Sunday, 9 September 2012

DCC Dabbling

The garden railway has now extended significantly in both directions, and from the only control point, which is roughly in the centre, it is not possible to see both ends. This makes operation difficult and detracts from the enjoyment of "watching the trains". I considered several solutions, and decided that the best solution would be one providing wireless controllers capable of operation along the full present and future route of the railway.

The "preferred solution" selected for trials was DCC, using the NCE Powercab controller with USB interface to a computer running JMRI Panel Pro software, and communicating wirelessly with a mobile device running WiThrottle software.

The first picture below shows the set-up in the summer-house. The Powercab and its power distribution panel are on the left, the laptop computer is running JMRI, and is hiding the small USB interface card. The three software packages (the USB driver, the JMRI control software and the WiThrottle application) were all downloaded free of charge via the internet.

For my existing DC control system, the summer-house is home for a mains transformer with a 16V AC outpot. This is taken by buried cable to a weatherproof box on a tree, containing a DIN socket compatible with Gaugemaster DC controllers, the 0-12V output going back down the tree to the track. For the DCC trial, the cable was unplugged from the transformer and connected to the DCC controller track output. A DIN plug was made up with two links to link the summerhouse cable to the track cable, and plugged in to the weatherproof box. Using this approach, the railway can switch between DC and DCC control with the minimum of effort.

The Power-cab controller and laptop running JMRI.
The WiThrottle user interface on an ipad.
 
 
The WiThrottle application can be run on the Apple iPod, iPhone or iPad, and probably other manufacturers' mobile devices. There is a free version which provides all the necessary functions; and a full version for £6.99 which provides some extra useful features. The picture above shows the two-loco controller from the full version, running on an iPad.

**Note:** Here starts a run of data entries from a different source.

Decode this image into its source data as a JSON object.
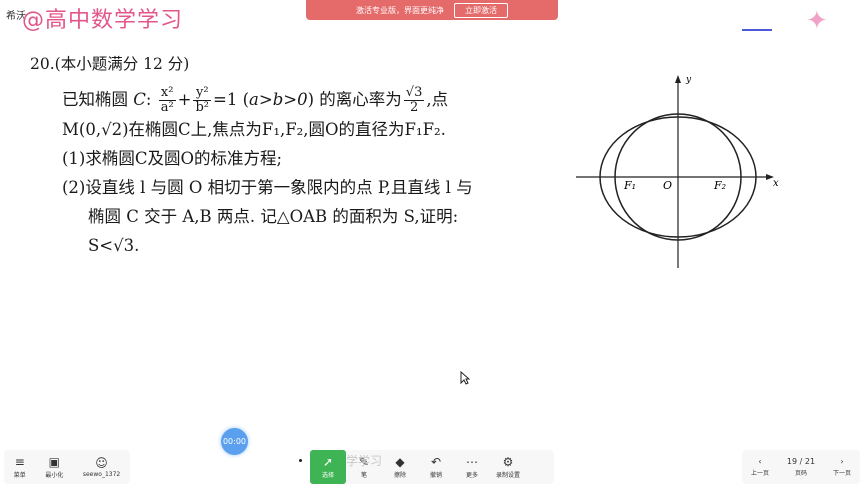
{
  "app": {
    "label": "希沃",
    "watermark": "@高中数学学习"
  },
  "banner": {
    "text": "激活专业版，界面更纯净",
    "button": "立即激活"
  },
  "problem": {
    "number": "20.",
    "header": "(本小题满分 12 分)",
    "l1_a": "已知椭圆 ",
    "l1_C": "C",
    "l1_colon": ":",
    "f1_num": "x²",
    "f1_den": "a²",
    "l1_plus": "+",
    "f2_num": "y²",
    "f2_den": "b²",
    "l1_eq": "=1 (",
    "l1_cond": "a>b>0",
    "l1_b": ") 的离心率为",
    "f3_num": "√3",
    "f3_den": "2",
    "l1_end": ",点",
    "l2": "M(0,√2)在椭圆C上,焦点为F₁,F₂,圆O的直径为F₁F₂.",
    "q1": "(1)求椭圆C及圆O的标准方程;",
    "q2a": "(2)设直线 l 与圆 O 相切于第一象限内的点 P,且直线 l 与",
    "q2b": "椭圆 C 交于 A,B 两点. 记△OAB 的面积为 S,证明:",
    "q2c": "S<√3."
  },
  "diagram": {
    "x_label": "x",
    "y_label": "y",
    "origin": "O",
    "f1": "F₁",
    "f2": "F₂"
  },
  "toolbar_left": [
    {
      "icon": "menu-icon",
      "glyph": "≡",
      "label": "菜单"
    },
    {
      "icon": "minimize-icon",
      "glyph": "▣",
      "label": "最小化"
    },
    {
      "icon": "avatar-icon",
      "glyph": "☺",
      "label": "seewo_1372"
    }
  ],
  "timer": "00:00",
  "toolbar_mid": [
    {
      "icon": "select-icon",
      "glyph": "➚",
      "label": "选择"
    },
    {
      "icon": "pen-icon",
      "glyph": "✎",
      "label": "笔"
    },
    {
      "icon": "eraser-icon",
      "glyph": "◆",
      "label": "擦除"
    },
    {
      "icon": "undo-icon",
      "glyph": "↶",
      "label": "撤销"
    },
    {
      "icon": "more-icon",
      "glyph": "⋯",
      "label": "更多"
    },
    {
      "icon": "record-settings-icon",
      "glyph": "⚙",
      "label": "录制设置"
    }
  ],
  "faint_mark": "学学习",
  "pager": {
    "prev": "上一页",
    "page_label": "页码",
    "page": "19 / 21",
    "next": "下一页"
  },
  "colors": {
    "banner": "#e56a6a",
    "active_tool": "#3fb454",
    "watermark": "#e3568a",
    "timer": "#5aa0ef"
  }
}
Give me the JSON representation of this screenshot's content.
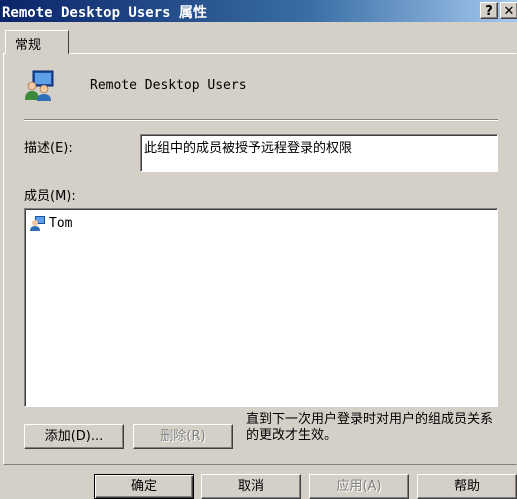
{
  "window": {
    "title": "Remote Desktop Users 属性",
    "help_glyph": "?",
    "close_glyph": "✕"
  },
  "tabs": [
    {
      "label": "常规"
    }
  ],
  "group": {
    "name": "Remote Desktop Users",
    "description_label": "描述(E):",
    "description_value": "此组中的成员被授予远程登录的权限",
    "members_label": "成员(M):",
    "members": [
      {
        "name": "Tom",
        "icon": "user-icon"
      }
    ]
  },
  "member_actions": {
    "add_label": "添加(D)...",
    "remove_label": "删除(R)"
  },
  "note": "直到下一次用户登录时对用户的组成员关系的更改才生效。",
  "dialog_buttons": {
    "ok": "确定",
    "cancel": "取消",
    "apply": "应用(A)",
    "help": "帮助"
  },
  "colors": {
    "face": "#d4d0c8",
    "title_start": "#0a246a",
    "title_end": "#a6caf0"
  }
}
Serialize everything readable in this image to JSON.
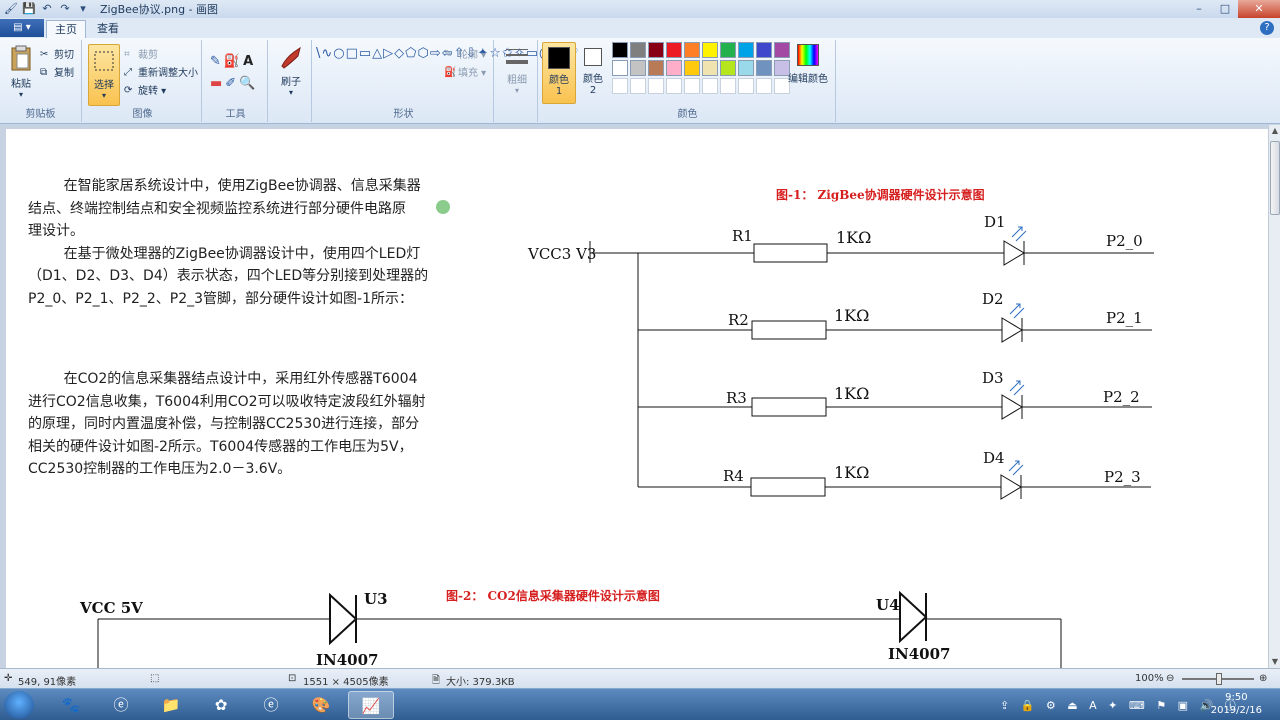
{
  "window": {
    "title": "ZigBee协议.png - 画图",
    "controls": [
      "–",
      "□",
      "✕"
    ]
  },
  "quick_access": [
    "save-icon",
    "undo-icon",
    "redo-icon",
    "dropdown-icon"
  ],
  "tabs": {
    "app_menu": "▤ ▾",
    "home": "主页",
    "view": "查看"
  },
  "ribbon": {
    "clipboard": {
      "paste": "粘贴",
      "cut": "剪切",
      "copy": "复制",
      "label": "剪贴板"
    },
    "image": {
      "select": "选择",
      "crop": "裁剪",
      "resize": "重新调整大小",
      "rotate": "旋转",
      "label": "图像"
    },
    "tools": {
      "label": "工具"
    },
    "brushes": {
      "label": "刷子"
    },
    "shapes": {
      "outline": "轮廓",
      "fill": "填充",
      "label": "形状",
      "glyphs": "\\∿○□▭△▷◇⬠⬡⇨⇦⇧⇩✦☆✩✧▭◯◌♡"
    },
    "size": {
      "label": "粗细"
    },
    "color1": {
      "label": "颜色 1"
    },
    "color2": {
      "label": "颜色 2"
    },
    "colors": {
      "label": "颜色",
      "edit": "编辑颜色",
      "palette": [
        "#000000",
        "#7f7f7f",
        "#880015",
        "#ed1c24",
        "#ff7f27",
        "#fff200",
        "#22b14c",
        "#00a2e8",
        "#3f48cc",
        "#a349a4",
        "#ffffff",
        "#c3c3c3",
        "#b97a57",
        "#ffaec9",
        "#ffc90e",
        "#efe4b0",
        "#b5e61d",
        "#99d9ea",
        "#7092be",
        "#c8bfe7"
      ]
    }
  },
  "document": {
    "para1": "        在智能家居系统设计中，使用ZigBee协调器、信息采集器\n结点、终端控制结点和安全视频监控系统进行部分硬件电路原\n理设计。\n        在基于微处理器的ZigBee协调器设计中，使用四个LED灯\n（D1、D2、D3、D4）表示状态，四个LED等分别接到处理器的\nP2_0、P2_1、P2_2、P2_3管脚，部分硬件设计如图-1所示：",
    "para2": "        在CO2的信息采集器结点设计中，采用红外传感器T6004\n进行CO2信息收集，T6004利用CO2可以吸收特定波段红外辐射\n的原理，同时内置温度补偿，与控制器CC2530进行连接，部分\n相关的硬件设计如图-2所示。T6004传感器的工作电压为5V，\nCC2530控制器的工作电压为2.0－3.6V。",
    "fig1_caption": "图-1：  ZigBee协调器硬件设计示意图",
    "fig2_caption": "图-2：  CO2信息采集器硬件设计示意图",
    "circuit1": {
      "vcc": "VCC3 V3",
      "rows": [
        {
          "r": "R1",
          "val": "1KΩ",
          "d": "D1",
          "pin": "P2_0"
        },
        {
          "r": "R2",
          "val": "1KΩ",
          "d": "D2",
          "pin": "P2_1"
        },
        {
          "r": "R3",
          "val": "1KΩ",
          "d": "D3",
          "pin": "P2_2"
        },
        {
          "r": "R4",
          "val": "1KΩ",
          "d": "D4",
          "pin": "P2_3"
        }
      ]
    },
    "circuit2": {
      "vcc": "VCC  5V",
      "u3": "U3",
      "u4": "U4",
      "diode1": "IN4007",
      "diode2": "IN4007"
    }
  },
  "status": {
    "cursor": "549, 91像素",
    "dimensions": "1551 × 4505像素",
    "size": "大小: 379.3KB",
    "zoom": "100%"
  },
  "taskbar": {
    "clock_time": "9:50",
    "clock_date": "2019/2/16"
  }
}
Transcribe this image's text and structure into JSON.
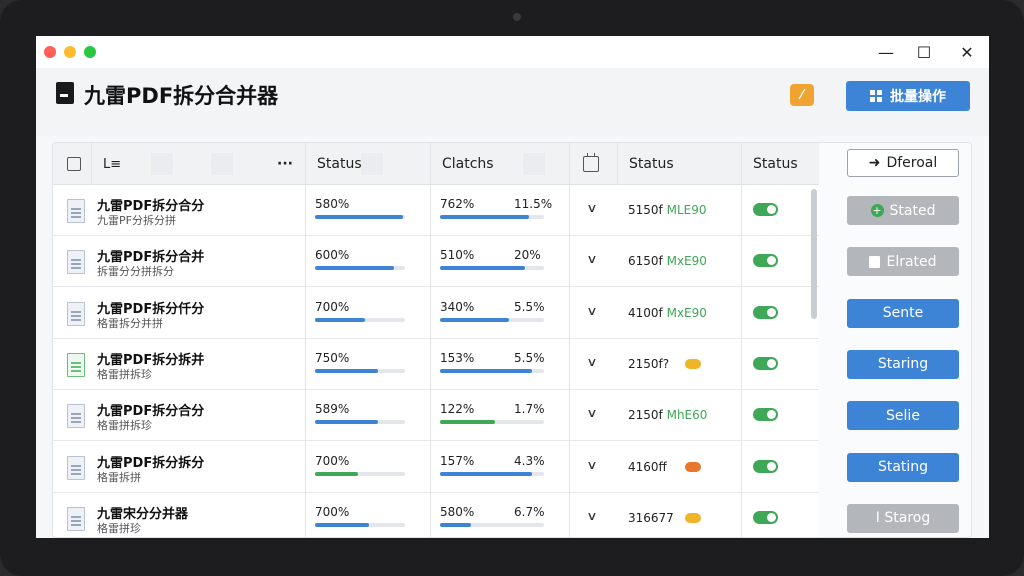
{
  "app": {
    "title": "九雷PDF拆分合并器"
  },
  "window_controls": {
    "minimize": "—",
    "maximize": "☐",
    "close": "✕"
  },
  "toolbar": {
    "tool_icon": "wrench-icon",
    "tool_glyph": "⁄",
    "batch_label": "批量操作"
  },
  "table": {
    "headers": {
      "name_icon": "L≡",
      "more": "···",
      "col1": "Status",
      "col2": "Clatchs",
      "col4": "Status",
      "col5": "Status",
      "action": "Dferoal"
    },
    "rows": [
      {
        "name": "九雷PDF拆分合分",
        "sub": "九雷PF分拆分拼",
        "icon": "blue",
        "p1": "580%",
        "p1_fill": 0.98,
        "p2a": "762%",
        "p2b": "11.5%",
        "p2_fill": 0.86,
        "code": "5150f",
        "tag": "MLE90",
        "dot": "",
        "action": "Stated",
        "action_style": "gray",
        "action_icon": "+"
      },
      {
        "name": "九雷PDF拆分合并",
        "sub": "拆雷分分拼拆分",
        "icon": "blue",
        "p1": "600%",
        "p1_fill": 0.88,
        "p2a": "510%",
        "p2b": "20%",
        "p2_fill": 0.82,
        "code": "6150f",
        "tag": "MxE90",
        "dot": "",
        "action": "Elrated",
        "action_style": "gray",
        "action_icon": "doc"
      },
      {
        "name": "九雷PDF拆分仟分",
        "sub": "格雷拆分并拼",
        "icon": "blue",
        "p1": "700%",
        "p1_fill": 0.56,
        "p2a": "340%",
        "p2b": "5.5%",
        "p2_fill": 0.66,
        "code": "4100f",
        "tag": "MxE90",
        "dot": "",
        "action": "Sente",
        "action_style": "blue",
        "action_icon": ""
      },
      {
        "name": "九雷PDF拆分拆并",
        "sub": "格雷拼拆珍",
        "icon": "green",
        "p1": "750%",
        "p1_fill": 0.7,
        "p2a": "153%",
        "p2b": "5.5%",
        "p2_fill": 0.88,
        "code": "2150f?",
        "tag": "",
        "dot": "#f0b429",
        "action": "Staring",
        "action_style": "blue",
        "action_icon": ""
      },
      {
        "name": "九雷PDF拆分合分",
        "sub": "格雷拼拆珍",
        "icon": "blue",
        "p1": "589%",
        "p1_fill": 0.7,
        "p2a": "122%",
        "p2b": "1.7%",
        "p2_fill": 0.53,
        "p2_green": true,
        "code": "2150f",
        "tag": "MhE60",
        "dot": "",
        "action": "Selie",
        "action_style": "blue",
        "action_icon": ""
      },
      {
        "name": "九雷PDF拆分拆分",
        "sub": "格雷拆拼",
        "icon": "blue",
        "p1": "700%",
        "p1_fill": 0.48,
        "p1_green": true,
        "p2a": "157%",
        "p2b": "4.3%",
        "p2_fill": 0.88,
        "code": "4160ff",
        "tag": "",
        "dot": "#e8762c",
        "action": "Stating",
        "action_style": "blue",
        "action_icon": ""
      },
      {
        "name": "九雷宋分分并器",
        "sub": "格雷拼珍",
        "icon": "blue",
        "p1": "700%",
        "p1_fill": 0.6,
        "p2a": "580%",
        "p2b": "6.7%",
        "p2_fill": 0.3,
        "code": "316677",
        "tag": "",
        "dot": "#f0b429",
        "action": "I Starog",
        "action_style": "gray",
        "action_icon": ""
      }
    ]
  },
  "colors": {
    "accent": "#3d84d6",
    "success": "#3ea856",
    "warning": "#f0b429",
    "orange": "#e8762c"
  }
}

For communication between the mobile device and the main computer, a WiFi signal is necessary. As our railway is at the far end of a long garden, a WiFi extender was needed. This is a simple device which sits in a bedroom window overlooking the garden, receives the current home WiFi signals, and re-transmits them across the garden.

For the trial, two DCC-fitted locos were used, a Bachmann N class and a Bachmann sound-fitted class 37 diesel. The trials procedure was to "play trains", and see what happened!

A DCC-fitted N class. (The smoke was added later.)

A class 37 fitted with DCC and sound.

The trial continued into the night!
The main observations were:
  • It works!!!! "Playing trains" is now much more fun!
  • The WiFi signal suffers local nulls where control is temporarily lost. The effect of this can be minimised by remembering the weak-signal spots (usually behind trees or sheds), keeping the mobile device moving, and not leaving commands to the last monent.
  • Getting all the devices to talk to each other is trouble-free when switching on from cold. It's not so straightforward to regain control if it is lost in the course of the day. But it gets easier with experience!
  • Note that only certain functions of the fixed and mobile computers are used, so it may be possible to use "broken" equipment which would otherwise be destined for scrap.
  • The horn on the sound-fitted loco only works if the loco is moving slowly or not at all. Otherwise, it makes a long broken sound, during which the loco slows down dramatically. Sounds as if horn + engine sound + motor = more than controller's current capacity, but it shouldn't be. I need to investigate.